Microsoft's idea for a new Surface Book leaves MacBook Pro looking dull

Microsoft's new Surface could adopt a very different screen hinge design, with newly-spotted patents suggesting the company is flirting with an iPad Pro-style floating hinge. Currently, the Surface Book has a detachable screen – which pulls away from the keyboard to form a standalone tablet – while the Surface Laptop adopts a more traditional notebook form-factor.

Then there's the Surface Pro, which is a tablet with a kickstand on the rear. It can be docked into a magnetically attached keyboard for easier text entry.
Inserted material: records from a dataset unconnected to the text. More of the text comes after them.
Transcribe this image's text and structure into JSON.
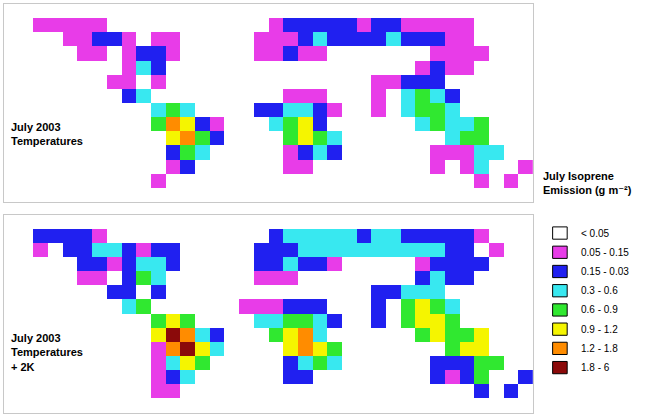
{
  "chart_data": [
    {
      "type": "heatmap",
      "title": [
        "July 2003",
        "Temperatures"
      ],
      "x": [
        -175,
        -165,
        -155,
        -145,
        -135,
        -125,
        -115,
        -105,
        -95,
        -85,
        -75,
        -65,
        -55,
        -45,
        -35,
        -25,
        -15,
        -5,
        5,
        15,
        25,
        35,
        45,
        55,
        65,
        75,
        85,
        95,
        105,
        115,
        125,
        135,
        145,
        155,
        165,
        175
      ],
      "y": [
        75,
        65,
        55,
        45,
        35,
        25,
        15,
        5,
        -5,
        -15,
        -25,
        -35,
        -45,
        -55
      ],
      "xlim": [
        -180,
        180
      ],
      "ylim": [
        -60,
        80
      ],
      "tick_labels": false,
      "cells": [
        [
          null,
          null,
          0,
          0,
          null,
          0,
          0,
          0,
          0,
          0,
          0,
          null,
          0,
          0,
          0,
          0,
          null,
          null,
          null,
          0,
          null,
          null,
          null,
          0,
          0,
          0,
          0,
          0,
          0,
          0,
          0,
          0,
          0,
          null,
          0,
          0
        ],
        [
          0,
          0,
          1,
          1,
          1,
          1,
          1,
          0,
          0,
          null,
          0,
          0,
          null,
          0,
          0,
          null,
          0,
          null,
          1,
          2,
          2,
          2,
          2,
          2,
          1,
          2,
          2,
          1,
          1,
          1,
          1,
          1,
          0,
          0,
          0,
          0
        ],
        [
          null,
          null,
          0,
          null,
          1,
          1,
          2,
          2,
          1,
          0,
          1,
          1,
          null,
          null,
          null,
          null,
          null,
          1,
          1,
          1,
          2,
          3,
          2,
          2,
          2,
          2,
          3,
          2,
          2,
          2,
          1,
          1,
          null,
          0,
          null,
          null
        ],
        [
          null,
          null,
          null,
          null,
          null,
          1,
          1,
          0,
          1,
          2,
          2,
          1,
          null,
          null,
          null,
          null,
          null,
          1,
          1,
          2,
          1,
          1,
          0,
          0,
          0,
          0,
          0,
          0,
          0,
          1,
          1,
          1,
          1,
          null,
          null,
          null
        ],
        [
          null,
          null,
          null,
          null,
          null,
          0,
          0,
          0,
          1,
          3,
          2,
          null,
          null,
          null,
          null,
          null,
          null,
          0,
          0,
          0,
          0,
          0,
          0,
          0,
          0,
          0,
          0,
          0,
          1,
          2,
          1,
          1,
          null,
          null,
          null,
          null
        ],
        [
          null,
          null,
          null,
          null,
          null,
          null,
          0,
          1,
          1,
          null,
          1,
          null,
          null,
          null,
          null,
          null,
          0,
          0,
          0,
          0,
          0,
          0,
          0,
          0,
          0,
          1,
          1,
          2,
          2,
          2,
          null,
          null,
          null,
          null,
          null,
          null
        ],
        [
          null,
          null,
          null,
          null,
          null,
          null,
          null,
          null,
          2,
          3,
          null,
          null,
          null,
          null,
          null,
          null,
          0,
          0,
          0,
          1,
          1,
          1,
          0,
          null,
          null,
          1,
          null,
          3,
          4,
          3,
          2,
          null,
          null,
          null,
          null,
          null
        ],
        [
          null,
          null,
          null,
          null,
          null,
          null,
          null,
          null,
          null,
          null,
          3,
          4,
          3,
          null,
          null,
          null,
          null,
          2,
          2,
          3,
          3,
          2,
          1,
          null,
          null,
          1,
          null,
          3,
          4,
          4,
          3,
          null,
          null,
          null,
          null,
          null
        ],
        [
          null,
          null,
          null,
          null,
          null,
          null,
          null,
          null,
          null,
          null,
          4,
          6,
          5,
          2,
          1,
          null,
          null,
          null,
          3,
          4,
          5,
          2,
          null,
          null,
          null,
          null,
          null,
          null,
          3,
          4,
          3,
          3,
          4,
          null,
          null,
          null
        ],
        [
          null,
          null,
          null,
          null,
          null,
          null,
          null,
          null,
          null,
          null,
          0,
          5,
          6,
          4,
          2,
          null,
          null,
          null,
          null,
          4,
          5,
          4,
          3,
          null,
          null,
          null,
          null,
          null,
          null,
          null,
          3,
          4,
          4,
          null,
          null,
          null
        ],
        [
          null,
          null,
          null,
          null,
          null,
          null,
          null,
          null,
          null,
          null,
          0,
          2,
          4,
          3,
          null,
          null,
          null,
          null,
          null,
          1,
          2,
          3,
          2,
          null,
          null,
          null,
          null,
          null,
          null,
          1,
          1,
          1,
          3,
          3,
          null,
          null
        ],
        [
          null,
          null,
          null,
          null,
          null,
          null,
          null,
          null,
          null,
          null,
          0,
          1,
          2,
          null,
          null,
          null,
          null,
          null,
          null,
          1,
          1,
          null,
          null,
          null,
          null,
          null,
          null,
          null,
          null,
          1,
          0,
          1,
          3,
          null,
          null,
          1
        ],
        [
          null,
          null,
          null,
          null,
          null,
          null,
          null,
          null,
          null,
          null,
          1,
          0,
          null,
          null,
          null,
          null,
          null,
          null,
          null,
          null,
          null,
          null,
          null,
          null,
          null,
          null,
          null,
          null,
          null,
          null,
          null,
          null,
          1,
          null,
          1,
          null
        ],
        [
          null,
          null,
          null,
          null,
          null,
          null,
          null,
          null,
          null,
          null,
          0,
          0,
          null,
          null,
          null,
          null,
          null,
          null,
          null,
          null,
          null,
          null,
          null,
          null,
          null,
          null,
          null,
          null,
          null,
          null,
          null,
          null,
          null,
          null,
          null,
          null
        ]
      ]
    },
    {
      "type": "heatmap",
      "title": [
        "July 2003",
        "Temperatures",
        "+ 2K"
      ],
      "x": [
        -175,
        -165,
        -155,
        -145,
        -135,
        -125,
        -115,
        -105,
        -95,
        -85,
        -75,
        -65,
        -55,
        -45,
        -35,
        -25,
        -15,
        -5,
        5,
        15,
        25,
        35,
        45,
        55,
        65,
        75,
        85,
        95,
        105,
        115,
        125,
        135,
        145,
        155,
        165,
        175
      ],
      "y": [
        75,
        65,
        55,
        45,
        35,
        25,
        15,
        5,
        -5,
        -15,
        -25,
        -35,
        -45,
        -55
      ],
      "xlim": [
        -180,
        180
      ],
      "ylim": [
        -60,
        80
      ],
      "tick_labels": false,
      "cells": [
        [
          null,
          null,
          0,
          0,
          null,
          0,
          0,
          0,
          0,
          0,
          0,
          null,
          0,
          0,
          0,
          0,
          null,
          null,
          null,
          0,
          null,
          null,
          null,
          0,
          0,
          0,
          0,
          0,
          0,
          0,
          0,
          0,
          0,
          null,
          0,
          0
        ],
        [
          0,
          0,
          2,
          2,
          2,
          2,
          1,
          0,
          0,
          null,
          0,
          0,
          null,
          0,
          0,
          null,
          0,
          null,
          2,
          3,
          3,
          3,
          3,
          3,
          2,
          3,
          3,
          2,
          2,
          2,
          2,
          2,
          1,
          0,
          0,
          0
        ],
        [
          null,
          null,
          1,
          null,
          2,
          2,
          3,
          3,
          2,
          1,
          2,
          2,
          null,
          null,
          null,
          null,
          null,
          2,
          2,
          2,
          3,
          3,
          3,
          3,
          3,
          3,
          3,
          3,
          3,
          3,
          2,
          2,
          null,
          1,
          null,
          null
        ],
        [
          null,
          null,
          null,
          null,
          null,
          2,
          2,
          1,
          2,
          3,
          3,
          2,
          null,
          null,
          null,
          null,
          null,
          2,
          2,
          3,
          2,
          2,
          1,
          0,
          0,
          0,
          0,
          0,
          1,
          2,
          2,
          2,
          2,
          null,
          null,
          null
        ],
        [
          null,
          null,
          null,
          null,
          null,
          1,
          1,
          0,
          2,
          4,
          3,
          null,
          null,
          null,
          null,
          null,
          null,
          1,
          1,
          1,
          0,
          0,
          0,
          0,
          0,
          0,
          0,
          0,
          2,
          3,
          2,
          2,
          null,
          null,
          null,
          null
        ],
        [
          null,
          null,
          null,
          null,
          null,
          null,
          0,
          2,
          2,
          null,
          2,
          null,
          null,
          null,
          null,
          null,
          0,
          0,
          0,
          0,
          0,
          0,
          0,
          0,
          0,
          2,
          2,
          3,
          3,
          3,
          null,
          null,
          null,
          null,
          null,
          null
        ],
        [
          null,
          null,
          null,
          null,
          null,
          null,
          null,
          null,
          3,
          4,
          null,
          null,
          null,
          null,
          null,
          null,
          1,
          1,
          1,
          2,
          2,
          2,
          0,
          null,
          null,
          2,
          null,
          4,
          5,
          4,
          3,
          null,
          null,
          null,
          null,
          null
        ],
        [
          null,
          null,
          null,
          null,
          null,
          null,
          null,
          null,
          null,
          null,
          4,
          5,
          4,
          null,
          null,
          null,
          null,
          3,
          3,
          4,
          4,
          3,
          2,
          null,
          null,
          2,
          null,
          4,
          5,
          5,
          4,
          null,
          null,
          null,
          null,
          null
        ],
        [
          null,
          null,
          null,
          null,
          null,
          null,
          null,
          null,
          null,
          null,
          5,
          7,
          6,
          3,
          2,
          null,
          null,
          null,
          4,
          5,
          6,
          3,
          null,
          null,
          null,
          null,
          null,
          null,
          4,
          5,
          4,
          4,
          5,
          null,
          null,
          null
        ],
        [
          null,
          null,
          null,
          null,
          null,
          null,
          null,
          null,
          null,
          null,
          1,
          6,
          7,
          5,
          3,
          null,
          null,
          null,
          null,
          5,
          6,
          5,
          4,
          null,
          null,
          null,
          null,
          null,
          null,
          null,
          4,
          5,
          5,
          null,
          null,
          null
        ],
        [
          null,
          null,
          null,
          null,
          null,
          null,
          null,
          null,
          null,
          null,
          1,
          3,
          5,
          4,
          null,
          null,
          null,
          null,
          null,
          2,
          3,
          4,
          3,
          null,
          null,
          null,
          null,
          null,
          null,
          2,
          2,
          2,
          4,
          4,
          null,
          null
        ],
        [
          null,
          null,
          null,
          null,
          null,
          null,
          null,
          null,
          null,
          null,
          1,
          2,
          3,
          null,
          null,
          null,
          null,
          null,
          null,
          2,
          2,
          null,
          null,
          null,
          null,
          null,
          null,
          null,
          null,
          2,
          1,
          2,
          4,
          null,
          null,
          2
        ],
        [
          null,
          null,
          null,
          null,
          null,
          null,
          null,
          null,
          null,
          null,
          1,
          1,
          null,
          null,
          null,
          null,
          null,
          null,
          null,
          null,
          null,
          null,
          null,
          null,
          null,
          null,
          null,
          null,
          null,
          null,
          null,
          null,
          2,
          null,
          2,
          null
        ],
        [
          null,
          null,
          null,
          null,
          null,
          null,
          null,
          null,
          null,
          null,
          0,
          0,
          null,
          null,
          null,
          null,
          null,
          null,
          null,
          null,
          null,
          null,
          null,
          null,
          null,
          null,
          null,
          null,
          null,
          null,
          null,
          null,
          null,
          null,
          null,
          null
        ]
      ]
    }
  ],
  "color_key": {
    "title": [
      "July Isoprene",
      "Emission (g m⁻²)"
    ],
    "labels": [
      "< 0.05",
      "0.05 - 0.15",
      "0.15 - 0.03",
      "0.3 - 0.6",
      "0.6 - 0.9",
      "0.9 - 1.2",
      "1.2 - 1.8",
      "1.8 - 6"
    ],
    "colors": [
      "#ffffff",
      "#e83ce8",
      "#2020f0",
      "#38e8f0",
      "#30e830",
      "#f5f500",
      "#ff8c00",
      "#8b0a0a"
    ]
  }
}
Microsoft's well-praised industrial design has avoided any major changes over the Surface range's lifespan, from the earliest shock at the Surface Book's trick detachable screen. Since then, we've seen processor and graphics updates, among other things, but no dramatic aesthetic modifications. According to a new patent, though, that time may be at hand.

The filing, "Computing Device Hinges," was published by the World Intellectual Property Organization on July 22. Spotted by WindowsUnited, it details a more complex hinge mechanism that could elevate the display above the base section. It would also allow that display to be pulled forward, closer to the user, making touchscreen and stylus use more straightforward.

It's reminiscent, certainly, of the iPad Pro's Magic Keyboard. That has a keyboard and trackpad, but also lifts Apple's tablet above it so that it's at a more ergonomically comfortable position.

In Microsoft's design, the tablet section does not look like it releases from the base – unlike how the iPad Pro and the Magic Keyboard work – but instead the whole thing is a single, more flexible laptop. It's not, as Windows Central points out, the first time we've seen such a concept from PC-makers. HP's Elite Folio offers such a layout, allowing the touchscreen to be pulled forward so that it covers the laptop's keyboard though not its touchpad.

Last year, meanwhile, the Acer ConceptD 7 Ezel took a similar approach. It promised mobile artists a workstation which could be used as a traditional laptop or as an art studio, courtesy of a dual-hinged screen.

If Microsoft goes ahead with the idea – and that's a big "if" given patents regularly fail to pan out into actual production devices – it's unclear what the form-factor might replace in the existing Surface line-up. Or, indeed, if it would add to it rather than supplant an existing model. The Surface Book remains a popular device, with its extra GPU and battery grunt in the keyboard section, but it's questionable as to just how many people actually regularly remove and use the tablet screen section independently. This new design might allow for a more tablet-like experience but without having to sacrifice the GPU boost in the process.

Alternatively, the Surface Laptop – most recently the Surface Laptop 4, released earlier this year – could get a more user-friendly form factor. That might help emphasize Windows 11's touch enhancements, and offer Microsoft a strong contender to the iPad Pro for those users who know they're rarely going to want to be out of reach of a traditional keyboard.

Either way, it's fair to say Microsoft has been imaginative when it comes to pushing back at the idea that only Apple innovates in portable computing right now. Not all of its projects have been entirely successful, mind. The Surface Neo, a clever dual-touchscreen device that was to bridge laptops and tablets, met with an unexpected hurdle earlier this month, when Intel announced the chipset it was meant to be using has been pushed into end-of-life status much earlier than anticipated.